Quando andavo alle elementari e mia madre mi ha spiegato per la prima volta la differenza fra il liceo classico e il liceo scientifico, io le ho chiesto: «Ma nel caso si può scegliere di frequentare tutti e due?». Quando poi, anni dopo, dovevo iscrivermi all’università, continuavo a sostenere che avrei preferito mixare in modo autonomo i programmi delle materie di almeno 3-4 corsi di laurea, per non parlare del fatto che – dopo l’immatricolazione in Lingue straniere – ho scelto di seguire i corsi di cinque delle sette lingue erogate dall’Ateneo, anche se la media era di 2-3 per studente.

Il motivo è presto detto: non mi è mai piaciuto scegliere, o meglio, escludere. Non mi è mai andata giù l’idea di rinunciare a un’esperienza, a una possibilità, a una porta sulla conoscenza. Credevo si trattasse di un difetto di fabbrica, di un lato di me che non era stato al passo con la crescita, però poi mi sono ritrovata a fare così anche sul posto di lavoro, tant’è che ad oggi – se qualcuno mi chiedesse di cosa mi occupo – dovrei elencare almeno 4-5 mestieri distinti e separati fra di loro.

Ma è vero, io sono tutte queste cose. Tutti questi elementi, tutte queste strade, tutte queste sfaccettature. E che non si tratti di un’anomalia o di un capriccio l’ho capito in modo più puntuale quando ho scoperto il volume Diventa chi sei di Emilie Wapnick, tradotto da Marco Bisanti per MGMT. Una pratica guida per persone creative che hanno molteplici passioni e interessi – o, per lo meno, così recita il sottotitolo. Per dirla in maniera più esatta, un compendio per chi di fatto rientra nella categoria dei cosiddetti multipotenziali.

Paragonabili all’opposto degli specialisti, i multipotenziali tendono appunto a sviluppare più interessi e attività, hanno in genere «una forte curiosità intellettuale, sono creativi ed eccellono in più settori». Questo non lo scrive Wapnick, ma Wikipedia, basandosi sulla definizione scientifica fornita nel 1972 da R.H. Frederickson e poi ripresa da psicologhe del calibro di Barbara Kerr e Tamara Fischer, grazie alle quali si è arrivate poi alla sintesi più divulgativa e manualistica di Wapnick.
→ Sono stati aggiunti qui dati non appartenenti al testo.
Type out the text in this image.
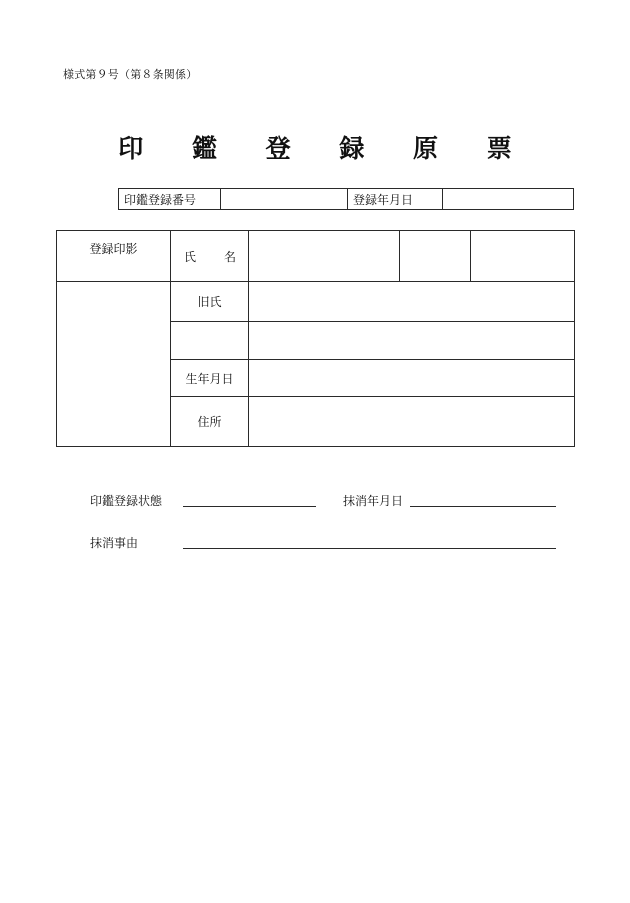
様式第９号（第８条関係）
印 鑑 登 録 原 票
印鑑登録番号		登録年月日	
登録印影	氏 名			
	旧氏			

	生年月日			
	住所			
印鑑登録状態	抹消年月日
抹消事由
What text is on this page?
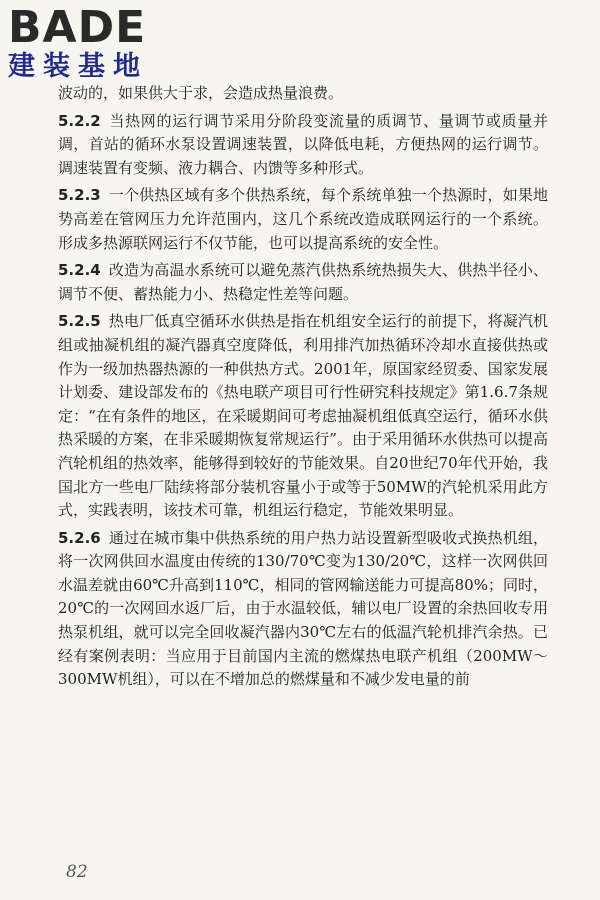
BADE
建装基地

波动的，如果供大于求，会造成热量浪费。

5.2.2 当热网的运行调节采用分阶段变流量的质调节、量调节或质量并调，首站的循环水泵设置调速装置，以降低电耗，方便热网的运行调节。调速装置有变频、液力耦合、内馈等多种形式。

5.2.3 一个供热区域有多个供热系统，每个系统单独一个热源时，如果地势高差在管网压力允许范围内，这几个系统改造成联网运行的一个系统。形成多热源联网运行不仅节能，也可以提高系统的安全性。

5.2.4 改造为高温水系统可以避免蒸汽供热系统热损失大、供热半径小、调节不便、蓄热能力小、热稳定性差等问题。

5.2.5 热电厂低真空循环水供热是指在机组安全运行的前提下，将凝汽机组或抽凝机组的凝汽器真空度降低，利用排汽加热循环冷却水直接供热或作为一级加热器热源的一种供热方式。2001年，原国家经贸委、国家发展计划委、建设部发布的《热电联产项目可行性研究科技规定》第1.6.7条规定：“在有条件的地区，在采暖期间可考虑抽凝机组低真空运行，循环水供热采暖的方案，在非采暖期恢复常规运行”。由于采用循环水供热可以提高汽轮机组的热效率，能够得到较好的节能效果。自20世纪70年代开始，我国北方一些电厂陆续将部分装机容量小于或等于50MW的汽轮机采用此方式，实践表明，该技术可靠，机组运行稳定，节能效果明显。

5.2.6 通过在城市集中供热系统的用户热力站设置新型吸收式换热机组，将一次网供回水温度由传统的130/70℃变为130/20℃，这样一次网供回水温差就由60℃升高到110℃，相同的管网输送能力可提高80%；同时，20℃的一次网回水返厂后，由于水温较低，辅以电厂设置的余热回收专用热泵机组，就可以完全回收凝汽器内30℃左右的低温汽轮机排汽余热。已经有案例表明：当应用于目前国内主流的燃煤热电联产机组（200MW～300MW机组），可以在不增加总的燃煤量和不减少发电量的前

82
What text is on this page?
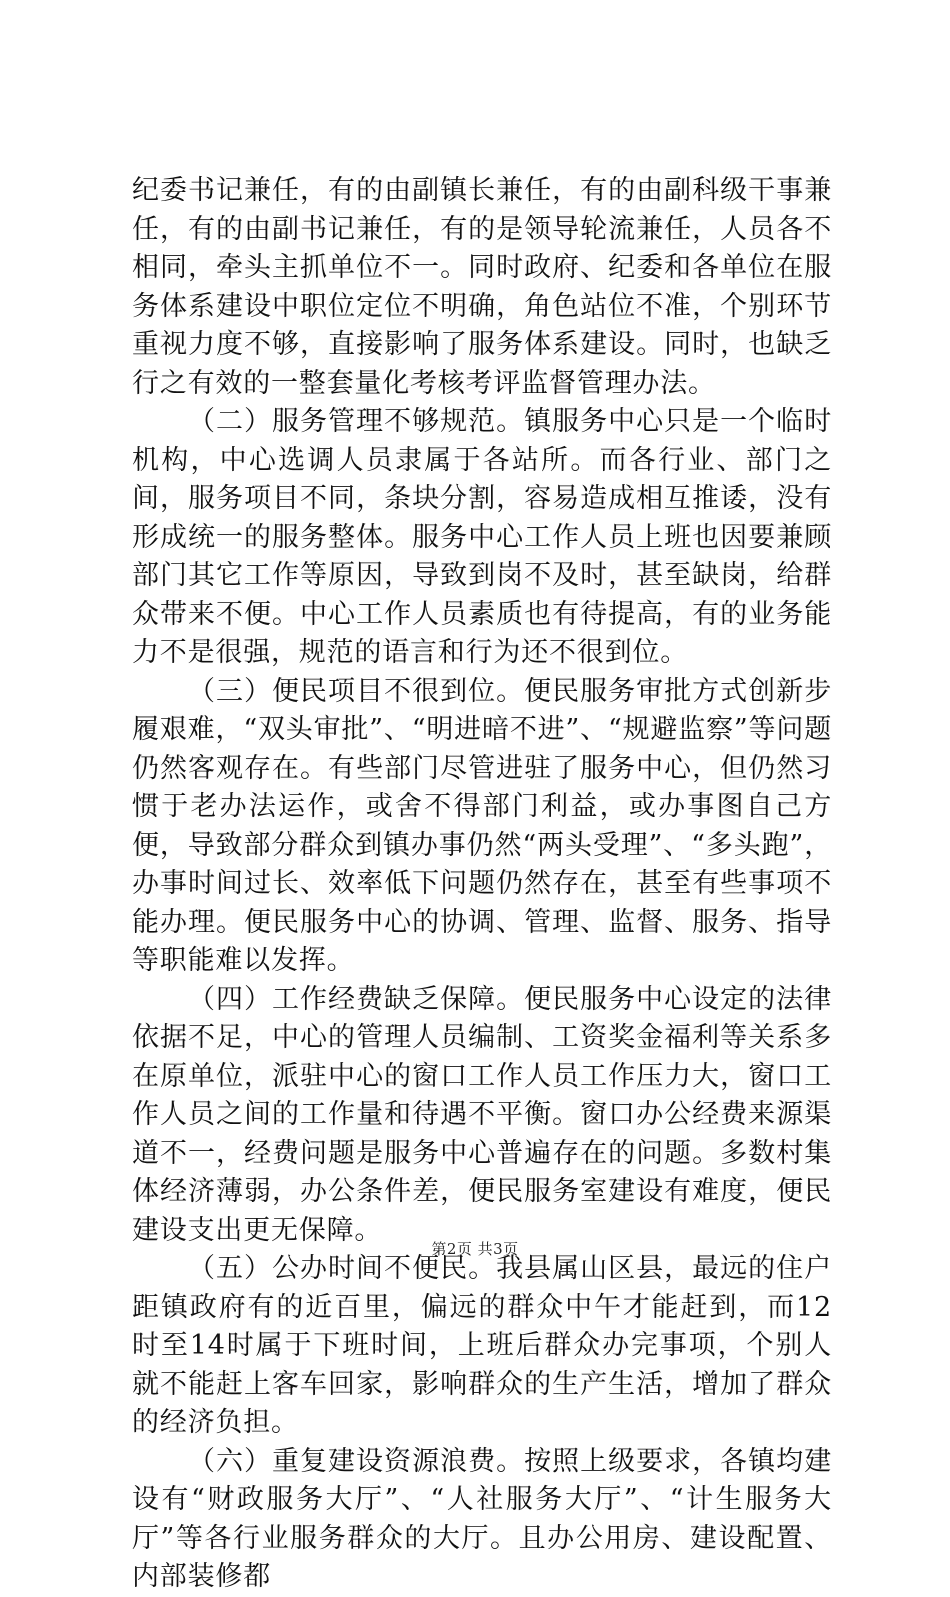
纪委书记兼任，有的由副镇长兼任，有的由副科级干事兼任，有的由副书记兼任，有的是领导轮流兼任，人员各不相同，牵头主抓单位不一。同时政府、纪委和各单位在服务体系建设中职位定位不明确，角色站位不准，个别环节重视力度不够，直接影响了服务体系建设。同时，也缺乏行之有效的一整套量化考核考评监督管理办法。

（二）服务管理不够规范。镇服务中心只是一个临时机构，中心选调人员隶属于各站所。而各行业、部门之间，服务项目不同，条块分割，容易造成相互推诿，没有形成统一的服务整体。服务中心工作人员上班也因要兼顾部门其它工作等原因，导致到岗不及时，甚至缺岗，给群众带来不便。中心工作人员素质也有待提高，有的业务能力不是很强，规范的语言和行为还不很到位。

（三）便民项目不很到位。便民服务审批方式创新步履艰难，“双头审批”、“明进暗不进”、“规避监察”等问题仍然客观存在。有些部门尽管进驻了服务中心，但仍然习惯于老办法运作，或舍不得部门利益，或办事图自己方便，导致部分群众到镇办事仍然“两头受理”、“多头跑”，办事时间过长、效率低下问题仍然存在，甚至有些事项不能办理。便民服务中心的协调、管理、监督、服务、指导等职能难以发挥。

（四）工作经费缺乏保障。便民服务中心设定的法律依据不足，中心的管理人员编制、工资奖金福利等关系多在原单位，派驻中心的窗口工作人员工作压力大，窗口工作人员之间的工作量和待遇不平衡。窗口办公经费来源渠道不一，经费问题是服务中心普遍存在的问题。多数村集体经济薄弱，办公条件差，便民服务室建设有难度，便民建设支出更无保障。

（五）公办时间不便民。我县属山区县，最远的住户距镇政府有的近百里，偏远的群众中午才能赶到，而12时至14时属于下班时间，上班后群众办完事项，个别人就不能赶上客车回家，影响群众的生产生活，增加了群众的经济负担。

（六）重复建设资源浪费。按照上级要求，各镇均建设有“财政服务大厅”、“人社服务大厅”、“计生服务大厅”等各行业服务群众的大厅。且办公用房、建设配置、内部装修都

第2页 共3页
Il suo, infatti, è un compendio per guardarsi con altri occhi, per imparare a dare un nome a certe tendenze e a non soffocarle in nome di un’unica scelta, di un’unica direzione, di una sola opzione. È uno spunto utile a capire che si tratta di un fenomeno antichissimo, affascinante, legato a personalità che hanno fatto la storia tanto quanto a noi o ai nostri colleghi, parenti e vicini di casa, che magari ci sembrano fin troppo dispersivi e incapaci di settorializzarsi, ma che potrebbero invece essere più portati per una vita dalle molteplici porte aperte.

Ma, soprattutto, è fondamentale per realizzare finalmente che saper fare tante cose, e spesso alternarne o sovrapporle nella vita quotidiana, non significa non applicarsi con serietà a nessuna di queste, svolgerle male o non riuscire a portarle a compimento. Non per forza, per lo meno. Perché al contrario, per qualcuno, potrebbe essere il modo migliore per non annoiarsi, per non fossilizzarsi, per non sentirsi soffocare.

Potrebbe essere l’unica soluzione percorribile per non lasciare indietro nessuna parte del proprio carattere, per sviluppare tutte le tendenze da cui ci si sente rappresentati, e potrebbe perfino essere la maniera più sana ed efficace per darsi da fare nella vita, per non restare indietro, per gestire il tempo e le energie ricevendo in cambio stimoli e confronti variegati tra di loro.

Perciò, ecco, per questo nuovo anno, mi auguro che sia più facile anche per i multipotenziali diventare chi sono. Più facile assecondare i propri talenti, le proprie inclinazioni, i propri mille progetti. Più facile parlare di sé, spiegarsi, non essere fraintesi. E più facile coltivare il proprio equilibrio interiore informandosi sull’argomento, magari proprio partendo dal testo di Wapnick e dal suo illuminante TED Talk. Cin cin.